"Oh, the deuce!--did that old devil catch you?" inquired Nimrod.
"Vot, do you know her?"
"Know her! ay--everybody here knows her with her black boy. She's always
on the road, and lives now by the flats she catches between Paris and
the coast. She was an agent for Morison's Pills--but having a fractious
Scotch lodger that she couldn't get out, she physicked him so dreadfully
that he nearly died, and the police took her licence away. But you are
hungry, Mr. Jorrocks, come to my house and spend the evening, and tell
me all about your travels."
Mr. Stubbs objected to this proposition, having just learned that the
London packet sailed in an hour, so the trio adjourned to Mr. Roberts's,
Royal Hotel, where over some strong eau-de-vie they cemented their
acquaintance, and Mr. Jorrocks, finding that Nimrod was to be in England
the following week, insisted upon his naming a day for dining in Great
Coram Street.
"Permits" to embark having been considerately granted "gratis" by the
Government for a franc apiece, at the hour of ten our travellers stepped
on board, and Mr.
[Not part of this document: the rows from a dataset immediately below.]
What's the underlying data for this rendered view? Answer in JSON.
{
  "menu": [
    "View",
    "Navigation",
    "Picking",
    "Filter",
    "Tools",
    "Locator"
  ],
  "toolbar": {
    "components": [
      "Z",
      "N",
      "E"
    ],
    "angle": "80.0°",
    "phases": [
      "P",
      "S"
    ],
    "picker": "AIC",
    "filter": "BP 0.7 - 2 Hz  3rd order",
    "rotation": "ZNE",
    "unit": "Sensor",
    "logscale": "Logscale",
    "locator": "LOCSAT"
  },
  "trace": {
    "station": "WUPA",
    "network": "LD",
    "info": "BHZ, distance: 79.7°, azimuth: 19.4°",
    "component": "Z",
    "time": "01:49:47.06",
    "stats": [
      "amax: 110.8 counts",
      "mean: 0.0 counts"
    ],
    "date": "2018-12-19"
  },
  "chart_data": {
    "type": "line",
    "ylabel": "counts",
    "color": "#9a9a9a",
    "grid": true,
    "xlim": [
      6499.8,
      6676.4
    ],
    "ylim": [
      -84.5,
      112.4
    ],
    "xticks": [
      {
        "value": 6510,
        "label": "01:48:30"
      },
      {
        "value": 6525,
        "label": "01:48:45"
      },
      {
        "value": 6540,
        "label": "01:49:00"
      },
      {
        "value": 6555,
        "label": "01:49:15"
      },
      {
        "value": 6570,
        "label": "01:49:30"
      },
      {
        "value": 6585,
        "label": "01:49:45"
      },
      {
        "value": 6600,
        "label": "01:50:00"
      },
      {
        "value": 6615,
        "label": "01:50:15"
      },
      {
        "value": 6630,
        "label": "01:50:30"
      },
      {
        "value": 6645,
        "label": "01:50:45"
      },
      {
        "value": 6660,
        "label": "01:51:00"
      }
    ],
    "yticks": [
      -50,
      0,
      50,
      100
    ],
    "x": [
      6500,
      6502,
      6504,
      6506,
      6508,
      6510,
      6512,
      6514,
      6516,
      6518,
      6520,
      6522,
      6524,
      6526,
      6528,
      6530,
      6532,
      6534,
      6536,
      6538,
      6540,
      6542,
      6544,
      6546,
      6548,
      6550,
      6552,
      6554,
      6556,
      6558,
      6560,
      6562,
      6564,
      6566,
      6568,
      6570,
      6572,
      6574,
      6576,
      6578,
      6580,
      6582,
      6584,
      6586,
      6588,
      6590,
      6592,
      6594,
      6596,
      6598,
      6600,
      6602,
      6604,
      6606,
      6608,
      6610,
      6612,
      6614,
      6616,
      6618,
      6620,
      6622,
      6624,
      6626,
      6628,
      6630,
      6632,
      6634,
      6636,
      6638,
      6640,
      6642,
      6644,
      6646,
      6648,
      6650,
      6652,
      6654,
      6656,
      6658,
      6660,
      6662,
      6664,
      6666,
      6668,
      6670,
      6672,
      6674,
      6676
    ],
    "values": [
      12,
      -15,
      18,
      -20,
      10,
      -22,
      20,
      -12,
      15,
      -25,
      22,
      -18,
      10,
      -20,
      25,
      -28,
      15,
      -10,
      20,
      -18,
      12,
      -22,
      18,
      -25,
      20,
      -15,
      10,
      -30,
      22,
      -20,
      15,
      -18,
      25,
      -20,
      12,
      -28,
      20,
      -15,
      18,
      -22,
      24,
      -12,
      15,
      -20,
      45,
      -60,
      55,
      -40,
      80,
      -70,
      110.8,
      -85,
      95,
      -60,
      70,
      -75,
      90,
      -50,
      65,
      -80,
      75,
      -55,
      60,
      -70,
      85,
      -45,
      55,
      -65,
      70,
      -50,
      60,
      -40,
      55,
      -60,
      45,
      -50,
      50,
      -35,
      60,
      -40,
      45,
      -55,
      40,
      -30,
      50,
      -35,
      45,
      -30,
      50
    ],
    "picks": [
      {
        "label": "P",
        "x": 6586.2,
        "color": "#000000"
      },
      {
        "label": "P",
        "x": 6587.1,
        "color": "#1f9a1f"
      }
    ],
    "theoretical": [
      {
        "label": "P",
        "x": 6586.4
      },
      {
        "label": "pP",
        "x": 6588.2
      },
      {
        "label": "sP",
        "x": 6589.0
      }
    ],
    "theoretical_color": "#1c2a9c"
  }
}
Jorrocks, having wrapped himself up in his martial
cloak, laid down in the cabin and, like Ulysses in Ithaca, as Nimrod
would say, "arrived in London Asleep."
XI. A RIDE TO BRIGHTON ON "THE AGE"
_(In a very "Familiar Letter" to Nimrod)_
DEAR NIMROD,
You have favoured myself, and the sporting world at large, with a werry
rich high-flavoured account of the great Captain Barclay, and his
extonishing coach, the "Defiance"; and being werry grateful to you for
that and all other favours, past, present, and to come, I take up my
grey goose quill to make it "obedient to my will," as Mr. Pope, the
poet, says, in relating a werry gratifying ride I had on the celebrated
"Brighton Age," along with Sir Wincent Cotton, Bart., and a few other
swells. Being, as you knows, of rather an emigrating disposition, and
objecting to make a nick-stick of my life by marking down each Christmas
Day over roast-beef and plum pudding, cheek-by-jowl with Mrs. J----
at home, I said unto my lad Binjimin--and there's not a bigger rogue
unhung--"Binjimin, be after looking out my Sunday clothes, and run down
to the Regent Circus, and book me the box-seat of the 'Age,' for
I'm blow'd if I'm not going to see the King at Brighton (or
'London-sur-Mary,' as James Green calls it), and tell the pig-eyed
book-keeper it's for Mr. Jorrocks, and you'll be sure to get it."